The resulting “Chicago Statement” is widely considered a landmark in the ongoing battles over speech on campus. FIRE president Greg Lukianoff said that Chicago “should be proud” of the university’s free speech statement and compared it with other canonical free-speech declarations, like Yale University’s Woodward Report and the American Association of University Professors’ Declaration of Principles.

Some Chicago students dispute the survey’s depiction of the situation on campus. Undergraduate Evita Duffy claims that if her university was considered a leader on free-speech issues, then the “repression of conservative ideas on campuses is worse than most people think.”

Duffy highlighted an open letter signed by more than 120 faculty members in January 2018, which called for the disinvitation of former White House adviser Stephen Bannon from a scheduled debate, as an example of Chicago’s intolerance for controversial speech on campus. The letter’s signatories argued that Bannon “should not be afforded the platform and opportunity to air his hate speech on this campus” and implicitly accused the event organizers of “normalizing hate speech by granting it a privileged forum.”

The university released a statement defending Bannon’s right to speak on campus but failed to condemn the faculty members who wanted to deny him a platform. As of this writing, the debate in which Bannon was scheduled to participate has not occurred.

A University of Chicago spokesman told RealClearEducation that it was because of the University’s commitment to free inquiry and free expression that it refused to condemn the faculty members’ attempted disinvitation of Steve Bannon.
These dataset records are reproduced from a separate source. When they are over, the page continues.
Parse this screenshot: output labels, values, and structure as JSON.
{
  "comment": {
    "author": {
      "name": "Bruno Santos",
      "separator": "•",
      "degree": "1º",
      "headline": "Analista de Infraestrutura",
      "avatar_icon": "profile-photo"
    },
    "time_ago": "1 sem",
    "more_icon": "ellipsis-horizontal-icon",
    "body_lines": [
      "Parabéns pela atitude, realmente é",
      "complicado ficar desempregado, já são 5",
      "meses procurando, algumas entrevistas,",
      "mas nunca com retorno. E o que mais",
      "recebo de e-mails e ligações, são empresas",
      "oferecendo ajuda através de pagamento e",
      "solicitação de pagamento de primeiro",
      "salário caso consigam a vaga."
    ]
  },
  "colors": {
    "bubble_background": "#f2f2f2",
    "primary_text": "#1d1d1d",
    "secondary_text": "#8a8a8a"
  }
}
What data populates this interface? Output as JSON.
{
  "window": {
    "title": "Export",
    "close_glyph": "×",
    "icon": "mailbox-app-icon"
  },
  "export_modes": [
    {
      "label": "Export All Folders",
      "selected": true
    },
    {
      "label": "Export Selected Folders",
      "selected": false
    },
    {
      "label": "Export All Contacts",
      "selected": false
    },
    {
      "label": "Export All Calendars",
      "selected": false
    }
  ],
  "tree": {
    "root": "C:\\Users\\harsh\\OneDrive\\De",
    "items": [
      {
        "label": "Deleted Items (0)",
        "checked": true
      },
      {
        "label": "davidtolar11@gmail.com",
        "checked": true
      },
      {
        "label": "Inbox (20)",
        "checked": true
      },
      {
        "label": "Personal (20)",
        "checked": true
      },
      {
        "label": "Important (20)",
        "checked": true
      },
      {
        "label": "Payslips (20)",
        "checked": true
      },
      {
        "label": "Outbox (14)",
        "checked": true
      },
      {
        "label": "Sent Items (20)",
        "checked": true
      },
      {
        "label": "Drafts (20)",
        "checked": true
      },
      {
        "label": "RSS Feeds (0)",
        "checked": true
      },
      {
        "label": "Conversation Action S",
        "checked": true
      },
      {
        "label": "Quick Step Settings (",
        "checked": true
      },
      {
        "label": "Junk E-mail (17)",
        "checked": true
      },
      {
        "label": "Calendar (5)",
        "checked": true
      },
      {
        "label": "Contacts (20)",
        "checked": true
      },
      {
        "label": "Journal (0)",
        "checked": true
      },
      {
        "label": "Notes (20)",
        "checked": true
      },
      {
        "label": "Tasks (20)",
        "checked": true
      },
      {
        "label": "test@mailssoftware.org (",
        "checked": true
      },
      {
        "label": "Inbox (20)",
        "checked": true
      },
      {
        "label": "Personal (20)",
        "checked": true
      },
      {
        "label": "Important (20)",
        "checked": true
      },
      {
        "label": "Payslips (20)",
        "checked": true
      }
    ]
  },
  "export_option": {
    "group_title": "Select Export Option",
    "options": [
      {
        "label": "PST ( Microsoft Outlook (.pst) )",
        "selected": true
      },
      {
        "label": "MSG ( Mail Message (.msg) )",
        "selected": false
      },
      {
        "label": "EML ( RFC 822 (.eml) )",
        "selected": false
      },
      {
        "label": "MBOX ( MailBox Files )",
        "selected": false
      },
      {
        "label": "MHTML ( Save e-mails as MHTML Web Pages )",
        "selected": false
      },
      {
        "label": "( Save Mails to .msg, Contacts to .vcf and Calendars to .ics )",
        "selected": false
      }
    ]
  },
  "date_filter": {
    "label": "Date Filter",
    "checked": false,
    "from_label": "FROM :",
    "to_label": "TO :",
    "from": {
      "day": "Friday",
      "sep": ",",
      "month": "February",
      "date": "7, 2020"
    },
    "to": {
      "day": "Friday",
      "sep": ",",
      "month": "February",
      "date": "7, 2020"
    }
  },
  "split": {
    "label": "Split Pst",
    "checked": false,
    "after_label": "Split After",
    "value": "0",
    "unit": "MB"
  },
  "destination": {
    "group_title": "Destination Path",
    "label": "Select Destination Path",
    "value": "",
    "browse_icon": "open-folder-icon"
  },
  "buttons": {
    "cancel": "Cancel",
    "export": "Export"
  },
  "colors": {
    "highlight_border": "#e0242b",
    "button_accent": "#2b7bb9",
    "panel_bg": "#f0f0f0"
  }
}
“The University does not limit the speech of faculty or mandate apologies for their speech, unless there has been a violation of University policy or the law,” the spokesman said. “Nor does the University insulate speakers from criticism of the manner or content of their speech or writing.”
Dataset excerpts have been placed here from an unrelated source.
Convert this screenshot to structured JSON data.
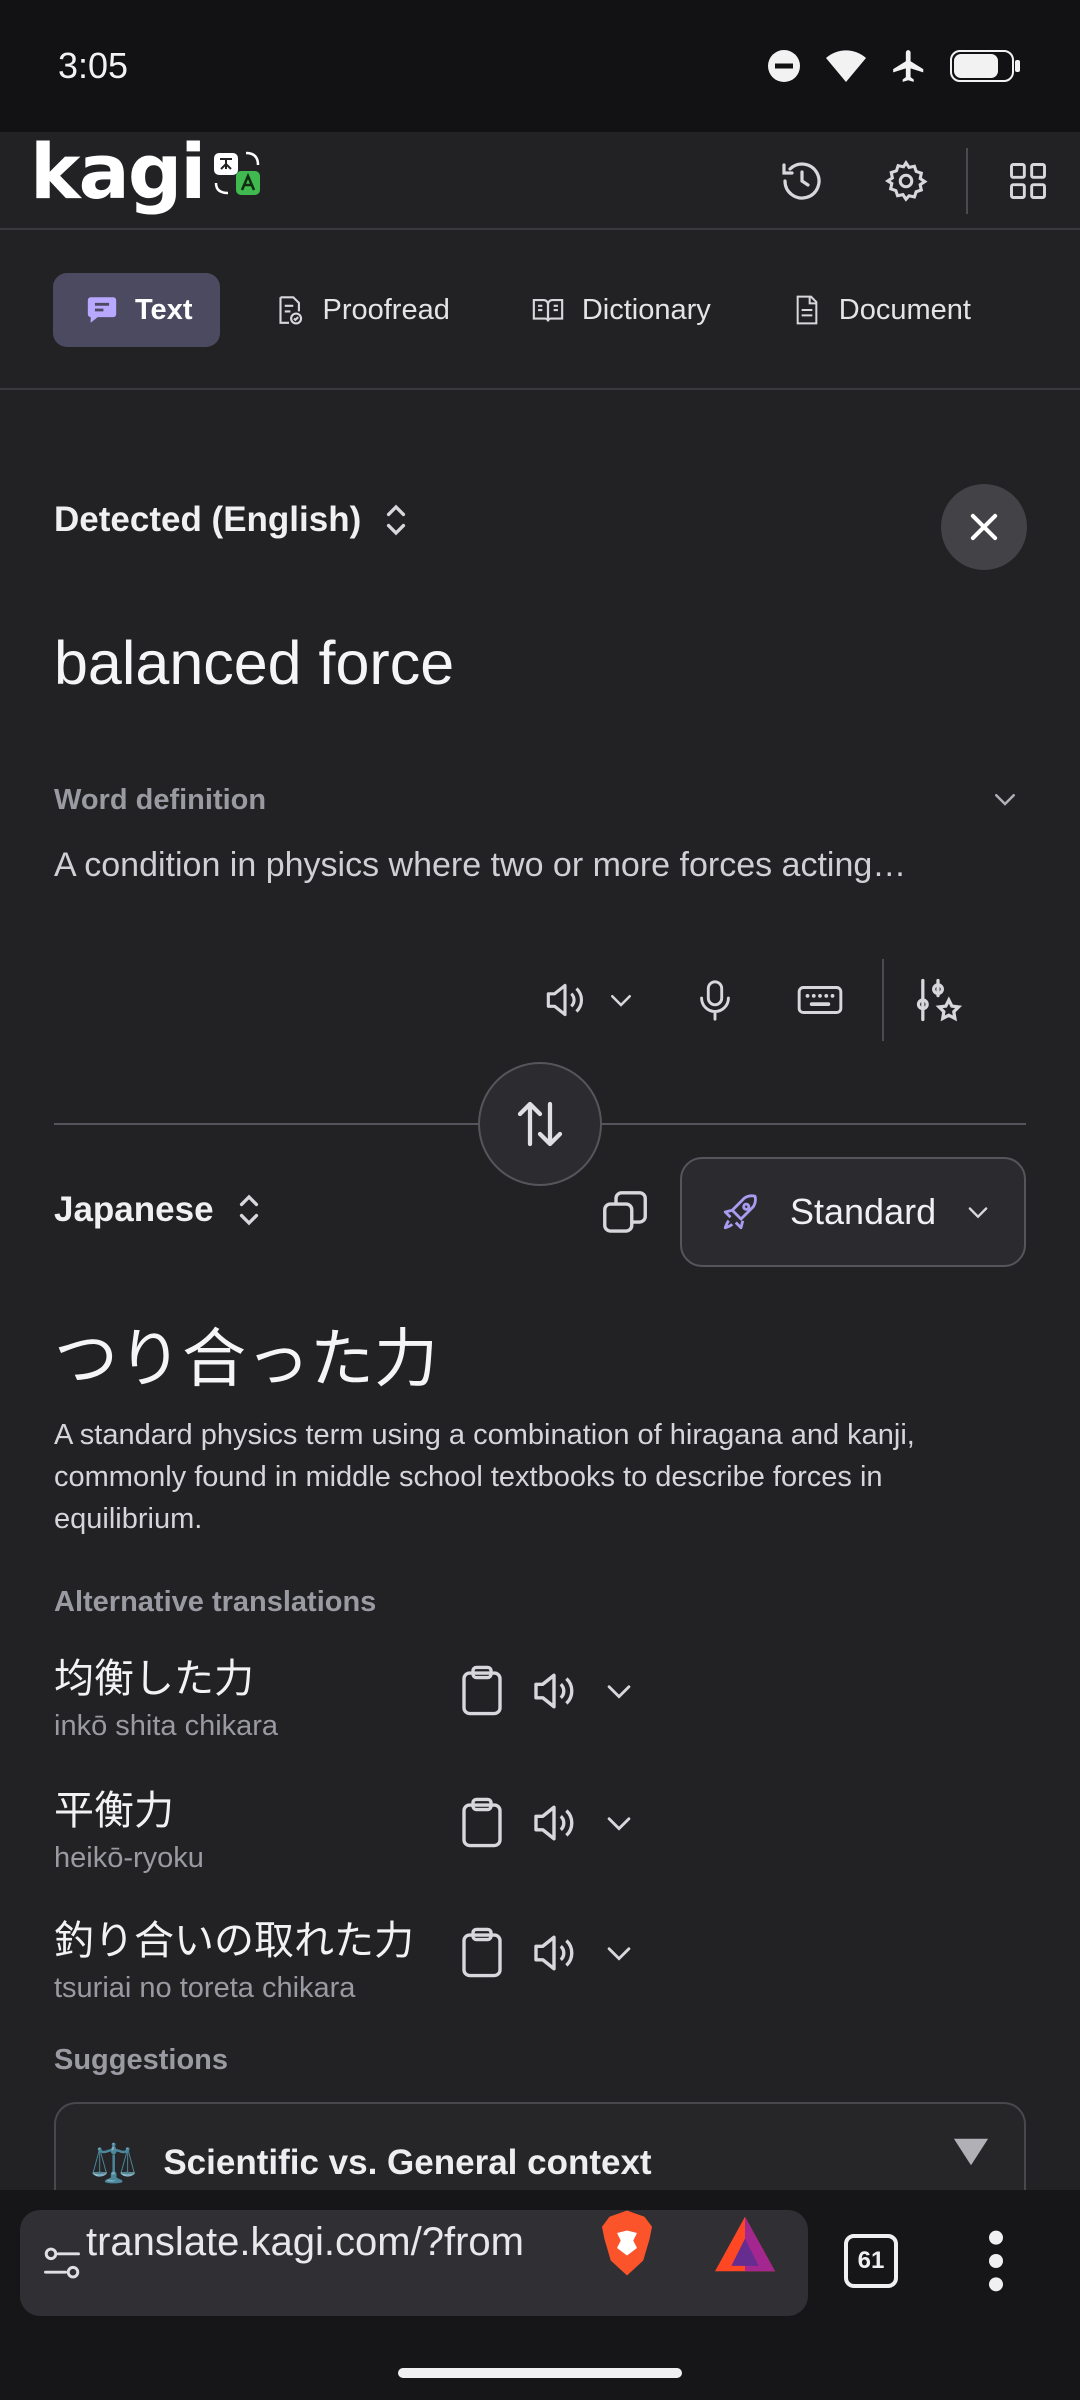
{
  "status_bar": {
    "time": "3:05"
  },
  "header": {
    "logo": "kagi"
  },
  "tabs": [
    {
      "label": "Text",
      "active": true
    },
    {
      "label": "Proofread",
      "active": false
    },
    {
      "label": "Dictionary",
      "active": false
    },
    {
      "label": "Document",
      "active": false
    }
  ],
  "source": {
    "language": "Detected (English)",
    "text": "balanced force",
    "definition_label": "Word definition",
    "definition_text": "A condition in physics where two or more forces acting…"
  },
  "target": {
    "language": "Japanese",
    "model": "Standard",
    "text": "つり合った力",
    "note": "A standard physics term using a combination of hiragana and kanji, commonly found in middle school textbooks to describe forces in equilibrium.",
    "alternatives_label": "Alternative translations",
    "alternatives": [
      {
        "word": "均衡した力",
        "romaji": "inkō shita chikara"
      },
      {
        "word": "平衡力",
        "romaji": "heikō-ryoku"
      },
      {
        "word": "釣り合いの取れた力",
        "romaji": "tsuriai no toreta chikara"
      }
    ],
    "suggestions_label": "Suggestions",
    "suggestion": {
      "icon": "⚖️",
      "title": "Scientific vs. General context"
    }
  },
  "browser": {
    "url": "translate.kagi.com/?from",
    "tab_count": "61"
  },
  "colors": {
    "background": "#222225",
    "active_tab": "#4c4a60",
    "accent_purple": "#a99cf0"
  }
}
Seventy-four percent of Chicago students identified themselves as liberal on the survey, while only 11% identified as conservative. Still, Chicago would rank third overall in the College Free Speech Rankings even if only the opinions of conservative students were considered. And when the views of all students are taken into account, the university is a clear leader over its peers.

Located just seven miles away, the University of Illinois at Chicago did not fare nearly as well, placing 44th in the survey rankings. More than half of UIC students surveyed said that shouting down a speaker on campus might be acceptable, and only 55 percent were confident that the university administration would support a speaker embroiled in a free-speech controversy.

Many students found the atmosphere on campus hostile to certain points of view. One self-described “moderate” student noted that “UIC is a very safe and protected place to speak if you’re liberal” but is “an incredibly prickly and volatile place to express any view that’s not in keeping with liberal . . . principles.” Several students expressed fear of reprisal from faculty members if they disagreed with a professor’s political opinions in class.

FIRE gave UIC a “Red” speech-code grade after reviewing the university’s codes of conduct, highlighting several passages in campus regulatory documents that could stifle students’ exercise of their First Amendment rights. By contrast, the University of Chicago earned FIRE’s “Green” speech-code grade, reflecting the institution’s strong written policies on student speech.

At the time of publication, the University of Illinois at Chicago had not responded to multiple requests for comment.